Cruzando informações, podemos chegar a um custo de R$ 792 mil para o curso de um aluno de faculdades públicas de Medicina, sem incluir a residência. E se considerarmos o perfil de quem consegue passar em vestibulares que chegam a ter 185 candidatos por vaga (Unesp), vamos nos deparar com estudantes de classe média alta, isso onde não há cotas sociais. Um levantamento do Ministério da Educação detectou que, na Medicina, os estudantes que vieram de escolas particulares respondem por 88% das matrículas nas universidades bancadas pelo Estado. Na Odontologia, eles são 80%.

Em faculdades públicas ou privadas, os quase 13 mil médicos formados anualmente no Brasil não estão nem preparados, nem motivados para atender às populações do interior do país. E não estão porque não se habituaram à rotina da medicina preventiva e não aprenderam como atender sem o aparato tecnológico de que se tornaram dependentes. Números oficiais do próprio CFM indicam que 70% dos médicos brasileiros concentram-se nas regiões Sudeste e Sul do país. E em geral trabalham nas grandes cidades.  Boa parte da clientela dos hospitais municipais do Rio de Janeiro, por exemplo, é formada por pacientes de municípios do interior.

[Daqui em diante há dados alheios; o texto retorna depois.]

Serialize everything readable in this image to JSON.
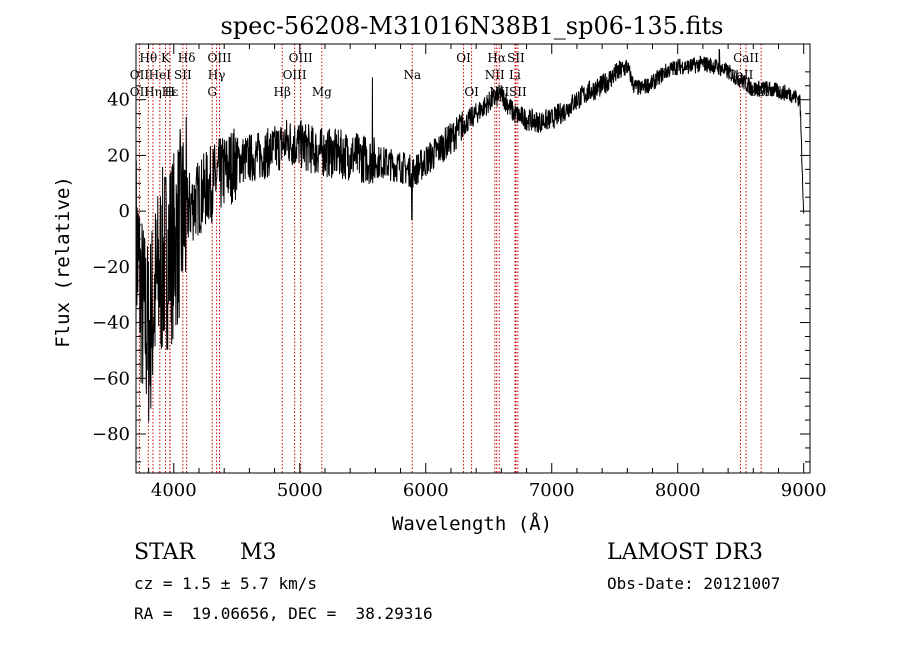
{
  "chart_data": {
    "type": "line",
    "title": "spec-56208-M31016N38B1_sp06-135.fits",
    "xlabel": "Wavelength (Å)",
    "ylabel": "Flux (relative)",
    "xlim": [
      3700,
      9050
    ],
    "ylim": [
      -94,
      60
    ],
    "xticks": [
      4000,
      5000,
      6000,
      7000,
      8000,
      9000
    ],
    "yticks": [
      -80,
      -60,
      -40,
      -20,
      0,
      20,
      40
    ],
    "line_color": "#000000",
    "marker_color": "#cc0000",
    "spectrum_knots": [
      [
        3700,
        -10
      ],
      [
        3750,
        -35
      ],
      [
        3800,
        -45
      ],
      [
        3850,
        -30
      ],
      [
        3900,
        -20
      ],
      [
        3950,
        -15
      ],
      [
        4000,
        -12
      ],
      [
        4050,
        -5
      ],
      [
        4100,
        0
      ],
      [
        4200,
        5
      ],
      [
        4300,
        10
      ],
      [
        4400,
        14
      ],
      [
        4500,
        18
      ],
      [
        4600,
        19
      ],
      [
        4700,
        20
      ],
      [
        4800,
        22
      ],
      [
        4900,
        25
      ],
      [
        5000,
        24
      ],
      [
        5100,
        22
      ],
      [
        5200,
        21
      ],
      [
        5400,
        20
      ],
      [
        5600,
        18
      ],
      [
        5800,
        16
      ],
      [
        5900,
        14
      ],
      [
        6000,
        18
      ],
      [
        6100,
        22
      ],
      [
        6200,
        26
      ],
      [
        6300,
        31
      ],
      [
        6400,
        35
      ],
      [
        6500,
        39
      ],
      [
        6600,
        42
      ],
      [
        6700,
        35
      ],
      [
        6800,
        33
      ],
      [
        6900,
        32
      ],
      [
        7000,
        33
      ],
      [
        7100,
        36
      ],
      [
        7200,
        40
      ],
      [
        7300,
        43
      ],
      [
        7400,
        45
      ],
      [
        7500,
        49
      ],
      [
        7600,
        52
      ],
      [
        7650,
        45
      ],
      [
        7700,
        44
      ],
      [
        7800,
        46
      ],
      [
        7900,
        50
      ],
      [
        8000,
        52
      ],
      [
        8100,
        52
      ],
      [
        8200,
        53
      ],
      [
        8300,
        52
      ],
      [
        8400,
        50
      ],
      [
        8500,
        47
      ],
      [
        8600,
        44
      ],
      [
        8700,
        44
      ],
      [
        8800,
        43
      ],
      [
        8900,
        42
      ],
      [
        8970,
        40
      ],
      [
        9000,
        0
      ]
    ],
    "spikes": [
      {
        "x": 5577,
        "y": 48
      },
      {
        "x": 5890,
        "y": -3
      },
      {
        "x": 8330,
        "y": 58
      }
    ],
    "lines": [
      {
        "label": "Hθ",
        "x": 3798,
        "row": 0
      },
      {
        "label": "K",
        "x": 3934,
        "row": 0
      },
      {
        "label": "Hδ",
        "x": 4102,
        "row": 0
      },
      {
        "label": "OIII",
        "x": 4363,
        "row": 0
      },
      {
        "label": "OIII",
        "x": 5007,
        "row": 0
      },
      {
        "label": "OI",
        "x": 6300,
        "row": 0
      },
      {
        "label": "Hα",
        "x": 6563,
        "row": 0
      },
      {
        "label": "SII",
        "x": 6716,
        "row": 0
      },
      {
        "label": "CaII",
        "x": 8542,
        "row": 0
      },
      {
        "label": "OII",
        "x": 3727,
        "row": 1
      },
      {
        "label": "HeI",
        "x": 3889,
        "row": 1
      },
      {
        "label": "SII",
        "x": 4072,
        "row": 1
      },
      {
        "label": "Hγ",
        "x": 4340,
        "row": 1
      },
      {
        "label": "OIII",
        "x": 4959,
        "row": 1
      },
      {
        "label": "Na",
        "x": 5893,
        "row": 1
      },
      {
        "label": "NII",
        "x": 6548,
        "row": 1
      },
      {
        "label": "Li",
        "x": 6708,
        "row": 1
      },
      {
        "label": "CaII",
        "x": 8498,
        "row": 1
      },
      {
        "label": "OII",
        "x": 3727,
        "row": 2
      },
      {
        "label": "Hη",
        "x": 3835,
        "row": 2
      },
      {
        "label": "Hε",
        "x": 3970,
        "row": 2
      },
      {
        "label": "H",
        "x": 3968,
        "row": 2
      },
      {
        "label": "G",
        "x": 4305,
        "row": 2
      },
      {
        "label": "Hβ",
        "x": 4861,
        "row": 2
      },
      {
        "label": "Mg",
        "x": 5175,
        "row": 2
      },
      {
        "label": "OI",
        "x": 6364,
        "row": 2
      },
      {
        "label": "NII",
        "x": 6583,
        "row": 2
      },
      {
        "label": "SII",
        "x": 6731,
        "row": 2
      },
      {
        "label": "CaII",
        "x": 8662,
        "row": 2
      }
    ]
  },
  "info": {
    "object_class": "STAR",
    "subclass": "M3",
    "survey": "LAMOST DR3",
    "cz": "cz = 1.5 ± 5.7 km/s",
    "obs_date": "Obs-Date: 20121007",
    "coords": "RA =  19.06656, DEC =  38.29316"
  }
}
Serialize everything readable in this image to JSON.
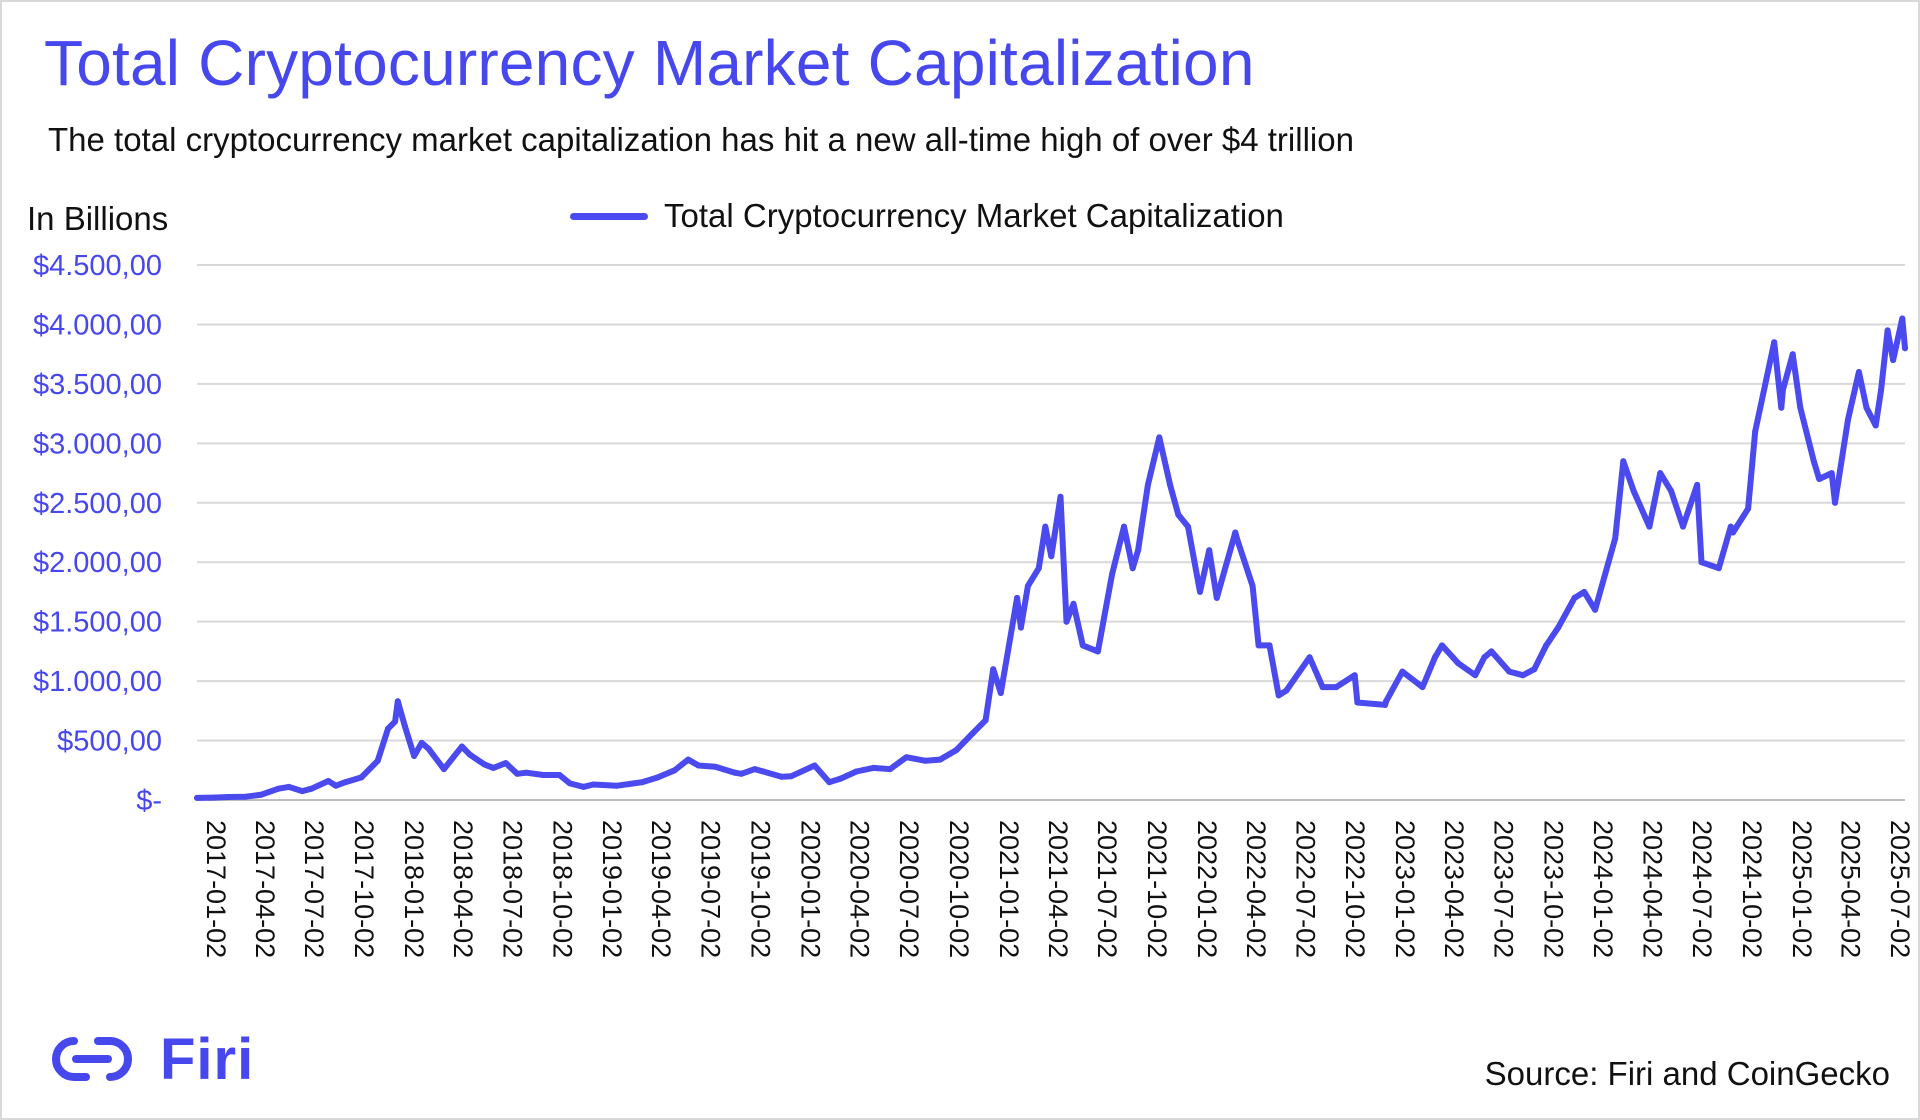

Segundo pesquisa encomendada pelo CFM, se a média nacional é de 1,95 médicos para cada mil habitantes, no Distrito Federal esse número chega a 4,02 médicos por mil habitantes, seguido pelos estados do Rio de Janeiro (3,57), São Paulo (2,58) e Rio Grande do Sul (2,31). No extremo oposto, porém, estados como Amapá, Pará e Maranhão registram menos de um médico para mil habitantes.

Mesmo nas áreas de concentração de profissionais, no setor público, o paciente dispõe de quatro vezes menos médicos que no privado. Segundo dados da Agência Nacional de Saúde Suplementar (ANS), o número de usuários de planos de saúde hoje no Brasil é de 46.634.678 e o de postos de trabalho em estabelecimentos privados e consultórios particulares, 354.536. Já o número de habitantes que dependem exclusivamente do Sistema Único de Saúde (SUS) é de 144.098.016 pessoas, e o de postos ocupados por médicos nos estabelecimentos públicos, 281.481.

A solução dos médicos cubanos é radical pelas características do seu atendimento, que mudam o foco no sentido de evitar o surgimento de doenças. Cuba é reconhecida por seus êxitos na medicina e na biotecnologia (vejam a questão da especialidade, como algo muito além da ideologia)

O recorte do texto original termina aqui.